In a divorce case, when the court adjudicates the Husband’s and Wife’s respective claims regarding their property, the Court should first determine which assets and liabilities are non-marital.
Florida’s equitable distribution statute (Fla.Stat. Sec. 61.075) creates a presumption that “marital assets and liabilities” include the following:
1. Assets acquired and liabilities incurred during the marriage. Such assets and liabilities are presumed to be marital, regardless of whether they were acquired or incurred by one spouse alone or by both spouses together.

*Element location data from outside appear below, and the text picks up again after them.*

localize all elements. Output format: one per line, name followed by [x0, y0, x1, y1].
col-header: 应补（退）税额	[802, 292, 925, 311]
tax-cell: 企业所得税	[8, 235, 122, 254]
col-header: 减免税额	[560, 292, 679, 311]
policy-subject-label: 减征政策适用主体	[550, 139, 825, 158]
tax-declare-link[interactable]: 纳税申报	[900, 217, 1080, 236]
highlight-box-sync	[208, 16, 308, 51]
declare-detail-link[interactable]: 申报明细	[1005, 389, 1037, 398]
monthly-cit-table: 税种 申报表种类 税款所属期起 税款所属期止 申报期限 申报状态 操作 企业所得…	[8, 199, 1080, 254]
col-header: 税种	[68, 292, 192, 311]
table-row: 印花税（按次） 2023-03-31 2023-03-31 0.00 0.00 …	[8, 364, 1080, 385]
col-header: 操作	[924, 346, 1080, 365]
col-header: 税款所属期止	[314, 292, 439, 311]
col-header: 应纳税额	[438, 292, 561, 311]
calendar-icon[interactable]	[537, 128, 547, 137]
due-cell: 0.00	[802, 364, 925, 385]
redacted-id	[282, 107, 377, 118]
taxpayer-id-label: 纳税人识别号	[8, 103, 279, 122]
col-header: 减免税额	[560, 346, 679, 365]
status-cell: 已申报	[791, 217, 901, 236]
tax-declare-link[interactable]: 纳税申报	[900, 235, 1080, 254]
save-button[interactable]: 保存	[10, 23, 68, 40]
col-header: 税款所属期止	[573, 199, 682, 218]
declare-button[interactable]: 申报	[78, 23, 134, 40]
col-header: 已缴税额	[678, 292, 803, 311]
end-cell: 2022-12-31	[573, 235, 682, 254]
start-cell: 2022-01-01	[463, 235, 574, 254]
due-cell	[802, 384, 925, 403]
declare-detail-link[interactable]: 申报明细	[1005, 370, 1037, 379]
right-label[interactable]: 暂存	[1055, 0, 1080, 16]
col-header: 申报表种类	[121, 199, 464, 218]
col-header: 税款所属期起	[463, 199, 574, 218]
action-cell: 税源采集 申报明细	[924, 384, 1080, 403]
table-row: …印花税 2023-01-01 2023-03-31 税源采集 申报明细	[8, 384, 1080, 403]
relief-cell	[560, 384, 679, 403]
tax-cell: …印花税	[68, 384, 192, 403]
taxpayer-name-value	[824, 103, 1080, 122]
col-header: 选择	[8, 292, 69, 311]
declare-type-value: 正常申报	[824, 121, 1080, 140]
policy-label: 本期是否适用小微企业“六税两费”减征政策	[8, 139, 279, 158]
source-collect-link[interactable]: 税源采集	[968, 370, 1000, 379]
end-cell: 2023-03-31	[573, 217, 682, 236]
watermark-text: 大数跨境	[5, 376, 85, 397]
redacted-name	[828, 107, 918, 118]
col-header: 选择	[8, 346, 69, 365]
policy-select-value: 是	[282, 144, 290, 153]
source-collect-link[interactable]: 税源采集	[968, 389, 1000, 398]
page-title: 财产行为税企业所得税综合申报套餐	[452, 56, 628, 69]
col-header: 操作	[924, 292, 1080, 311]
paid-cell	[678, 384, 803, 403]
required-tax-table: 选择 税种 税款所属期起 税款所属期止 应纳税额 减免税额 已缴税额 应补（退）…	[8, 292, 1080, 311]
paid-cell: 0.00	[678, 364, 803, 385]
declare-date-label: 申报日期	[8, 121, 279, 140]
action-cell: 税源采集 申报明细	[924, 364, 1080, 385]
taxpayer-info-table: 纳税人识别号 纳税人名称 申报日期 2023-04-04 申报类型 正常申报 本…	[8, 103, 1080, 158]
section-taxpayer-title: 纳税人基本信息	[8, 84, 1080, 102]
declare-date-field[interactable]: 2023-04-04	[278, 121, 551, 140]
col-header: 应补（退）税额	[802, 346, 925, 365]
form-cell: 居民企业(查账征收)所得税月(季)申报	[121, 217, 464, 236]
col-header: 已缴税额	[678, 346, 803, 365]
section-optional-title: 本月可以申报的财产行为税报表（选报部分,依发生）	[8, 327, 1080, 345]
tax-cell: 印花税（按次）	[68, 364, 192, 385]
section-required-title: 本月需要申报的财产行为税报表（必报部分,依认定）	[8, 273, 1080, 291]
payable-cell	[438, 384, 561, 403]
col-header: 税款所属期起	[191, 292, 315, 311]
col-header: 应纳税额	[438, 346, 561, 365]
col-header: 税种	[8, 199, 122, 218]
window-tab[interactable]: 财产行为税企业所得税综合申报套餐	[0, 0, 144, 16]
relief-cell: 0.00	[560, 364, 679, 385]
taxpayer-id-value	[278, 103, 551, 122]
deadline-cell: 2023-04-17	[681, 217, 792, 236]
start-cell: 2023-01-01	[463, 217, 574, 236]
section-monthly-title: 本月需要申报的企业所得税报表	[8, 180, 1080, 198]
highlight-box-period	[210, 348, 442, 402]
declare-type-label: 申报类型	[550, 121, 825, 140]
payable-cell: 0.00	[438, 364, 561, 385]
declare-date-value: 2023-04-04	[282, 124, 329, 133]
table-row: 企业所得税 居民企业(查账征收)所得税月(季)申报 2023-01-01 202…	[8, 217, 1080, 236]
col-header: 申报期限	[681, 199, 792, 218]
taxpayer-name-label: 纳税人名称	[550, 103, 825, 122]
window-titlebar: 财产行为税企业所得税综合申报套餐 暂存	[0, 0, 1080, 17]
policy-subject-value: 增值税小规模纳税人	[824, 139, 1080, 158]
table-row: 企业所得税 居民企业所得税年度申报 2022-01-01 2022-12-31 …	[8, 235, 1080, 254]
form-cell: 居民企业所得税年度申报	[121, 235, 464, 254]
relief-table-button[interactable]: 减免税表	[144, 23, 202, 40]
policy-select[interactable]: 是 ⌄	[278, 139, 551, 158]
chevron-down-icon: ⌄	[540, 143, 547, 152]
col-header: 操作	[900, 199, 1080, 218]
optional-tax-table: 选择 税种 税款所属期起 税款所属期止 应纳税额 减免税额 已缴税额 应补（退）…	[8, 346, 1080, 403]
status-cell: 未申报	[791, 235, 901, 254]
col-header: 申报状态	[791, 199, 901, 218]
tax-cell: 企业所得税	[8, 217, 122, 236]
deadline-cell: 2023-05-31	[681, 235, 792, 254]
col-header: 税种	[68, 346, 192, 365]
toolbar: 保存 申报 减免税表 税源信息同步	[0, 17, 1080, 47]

2. The enhancement in value and the appreciation of non-marital assets that results from either the efforts of either party during the marriage or the expenditure of marital funds or other marital assets. However, an increase in value of a non-marital asset, due to “passive” forces such as market conditions or inflation, does not result in a portion of the non-marital asset becoming a marital asset.
3. Gifts given by one spouse to the other during the marriage.
4. All vested and non-vested benefits, rights, and funds that accrued during the marriage in retirement, pension, profit-sharing, annuity, deferred compensation, and insurance plans and programs.
5. All real property that is held by the parties as tenants by the entireties, regardless of whether it was acquired prior to, or during the marriage.
Also, there are ways by which non-marital assets may become martial assets, particularly due to the co-mingling of marital funds in an account with non-marital funds. In this circumstance, all of the funds in an account that were non-marital, may be deemed marital funds by the divorce court.